You can make bodies of men with the face of Rory Kinnear emerge out of every crevice imaginable forever, and it would not shock or interest me in the slightest with a narrative so empty. And Wilde can play as many cheerful oldies as she likes, but it will never be an effective way to involve the sickening nostalgia she aches to portray. You cannot reuse the plot of a pre-existing film and not do anything interesting or different to it.
Although Wilde falters greatly in the director’s chair, she dazzles on screen. Her cool-girl charm she’s been beloved for since Drinking Buddies has never wavered. Florence Pugh, as expected, is incredible. She does her trademark frown and you immediately fall in love with her; she was made for the silver screen. As was KiKi Layne, haunting the narrative, beckoning it to be more interesting. Anything captivating about the plot can be attributed to Layne’s onscreen presence, but the film instead decides a white woman is a better protagonist for a film dissecting white suburbia. One Direction boy Harry Styles is there too, and if there is anyone entirely out of place in this cast, it’s him. All of his serious lines are met with laughter from the audience; his attempt at acting falls flat. The rest of the cast is rounded out fairly well, but there is nothing exceptional enough to save such a doomed screenplay.

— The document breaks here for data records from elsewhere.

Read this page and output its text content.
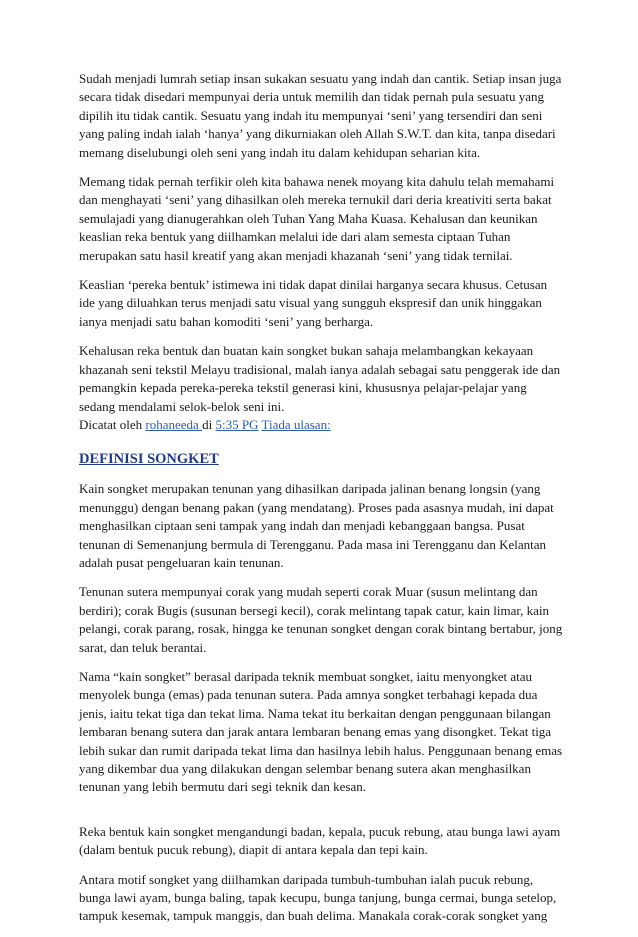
Sudah menjadi lumrah setiap insan sukakan sesuatu yang indah dan cantik. Setiap insan juga secara tidak disedari mempunyai deria untuk memilih dan tidak pernah pula sesuatu yang dipilih itu tidak cantik. Sesuatu yang indah itu mempunyai ‘seni’ yang tersendiri dan seni yang paling indah ialah ‘hanya’ yang dikurniakan oleh Allah S.W.T. dan kita, tanpa disedari memang diselubungi oleh seni yang indah itu dalam kehidupan seharian kita.

Memang tidak pernah terfikir oleh kita bahawa nenek moyang kita dahulu telah memahami dan menghayati ‘seni’ yang dihasilkan oleh mereka ternukil dari deria kreativiti serta bakat semulajadi yang dianugerahkan oleh Tuhan Yang Maha Kuasa. Kehalusan dan keunikan keaslian reka bentuk yang diilhamkan melalui ide dari alam semesta ciptaan Tuhan merupakan satu hasil kreatif yang akan menjadi khazanah ‘seni’ yang tidak ternilai.

Keaslian ‘pereka bentuk’ istimewa ini tidak dapat dinilai harganya secara khusus. Cetusan ide yang diluahkan terus menjadi satu visual yang sungguh ekspresif dan unik hinggakan ianya menjadi satu bahan komoditi ‘seni’ yang berharga.

Kehalusan reka bentuk dan buatan kain songket bukan sahaja melambangkan kekayaan khazanah seni tekstil Melayu tradisional, malah ianya adalah sebagai satu penggerak ide dan pemangkin kepada pereka-pereka tekstil generasi kini, khususnya pelajar-pelajar yang sedang mendalami selok-belok seni ini.

Dicatat oleh rohaneeda di 5:35 PG Tiada ulasan:
DEFINISI SONGKET

Kain songket merupakan tenunan yang dihasilkan daripada jalinan benang longsin (yang menunggu) dengan benang pakan (yang mendatang). Proses pada asasnya mudah, ini dapat menghasilkan ciptaan seni tampak yang indah dan menjadi kebanggaan bangsa. Pusat tenunan di Semenanjung bermula di Terengganu. Pada masa ini Terengganu dan Kelantan adalah pusat pengeluaran kain tenunan.

Tenunan sutera mempunyai corak yang mudah seperti corak Muar (susun melintang dan berdiri); corak Bugis (susunan bersegi kecil), corak melintang tapak catur, kain limar, kain pelangi, corak parang, rosak, hingga ke tenunan songket dengan corak bintang bertabur, jong sarat, dan teluk berantai.

Nama “kain songket” berasal daripada teknik membuat songket, iaitu menyongket atau menyolek bunga (emas) pada tenunan sutera. Pada amnya songket terbahagi kepada dua jenis, iaitu tekat tiga dan tekat lima. Nama tekat itu berkaitan dengan penggunaan bilangan lembaran benang sutera dan jarak antara lembaran benang emas yang disongket. Tekat tiga lebih sukar dan rumit daripada tekat lima dan hasilnya lebih halus. Penggunaan benang emas yang dikembar dua yang dilakukan dengan selembar benang sutera akan menghasilkan tenunan yang lebih bermutu dari segi teknik dan kesan.

Reka bentuk kain songket mengandungi badan, kepala, pucuk rebung, atau bunga lawi ayam (dalam bentuk pucuk rebung), diapit di antara kepala dan tepi kain.

Antara motif songket yang diilhamkan daripada tumbuh-tumbuhan ialah pucuk rebung, bunga lawi ayam, bunga baling, tapak kecupu, bunga tanjung, bunga cermai, bunga setelop, tampuk kesemak, tampuk manggis, dan buah delima. Manakala corak-corak songket yang
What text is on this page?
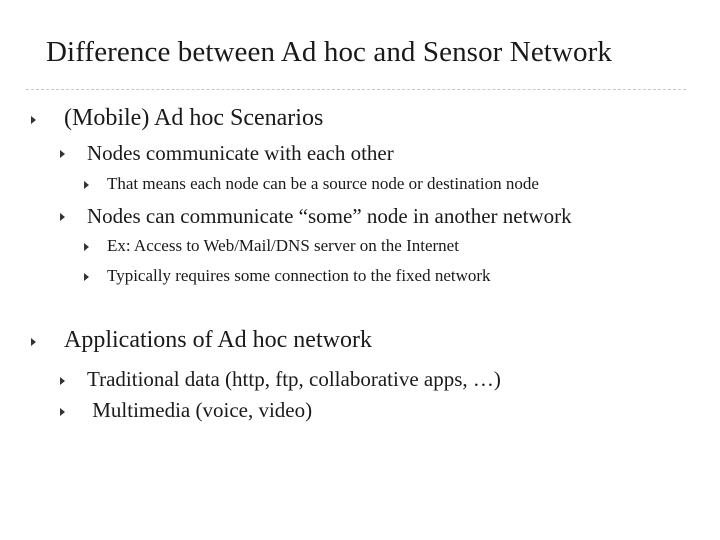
Difference between Ad hoc and Sensor Network
(Mobile) Ad hoc Scenarios
Nodes communicate with each other
That means each node can be a source node or destination node
Nodes can communicate “some” node in another network
Ex: Access to Web/Mail/DNS server on the Internet
Typically requires some connection to the fixed network
Applications of Ad hoc network
Traditional data (http, ftp, collaborative apps, …)
Multimedia (voice, video)
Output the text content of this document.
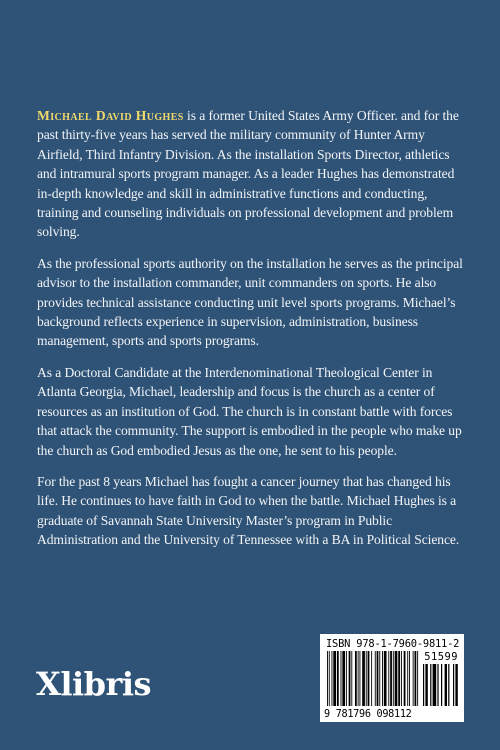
Michael David Hughes is a former United States Army Officer. and for the past thirty-five years has served the military community of Hunter Army Airfield, Third Infantry Division. As the installation Sports Director, athletics and intramural sports program manager. As a leader Hughes has demonstrated in-depth knowledge and skill in administrative functions and conducting, training and counseling individuals on professional development and problem solving.

As the professional sports authority on the installation he serves as the principal advisor to the installation commander, unit commanders on sports. He also provides technical assistance conducting unit level sports programs. Michael’s background reflects experience in supervision, administration, business management, sports and sports programs.

As a Doctoral Candidate at the Interdenominational Theological Center in Atlanta Georgia, Michael, leadership and focus is the church as a center of resources as an institution of God. The church is in constant battle with forces that attack the community. The support is embodied in the people who make up the church as God embodied Jesus as the one, he sent to his people.

For the past 8 years Michael has fought a cancer journey that has changed his life. He continues to have faith in God to when the battle. Michael Hughes is a graduate of Savannah State University Master’s program in Public Administration and the University of Tennessee with a BA in Political Science.

Xlibris
ISBN 978-1-7960-9811-2
51599
9 781796 098112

It feels as though Silberman wrote a screenplay so barren in interesting thought, and Wilde directed it without a clear understanding of what actually happens in it, so she splattered it with visuals and ideas that she thinks insinuate that something is bad about oppressive, misogynistic white suburbia without any grasp on the logic of the film, or a desire to say anything new or interesting about an already well-known idea.
The screenplay is riddled entirely with plot holes, silly aspects that can’t be credited to an unexplainable dystopia, rather, a deflated world with the aesthetic of an interesting idea, but nothing to actually make it interesting. Instead of crafting a third act that makes the audience reflect upon their own selves and societies, it uses a cop-out twist masquerading as a suburbian scare for the digital age – still, it’s nothing we haven’t seen before. I’ve seen better dystopian world-building in Free Guy.
Maybe put on some headphones and close your eyes, a la Chris Pine, instead of tuning in for this one.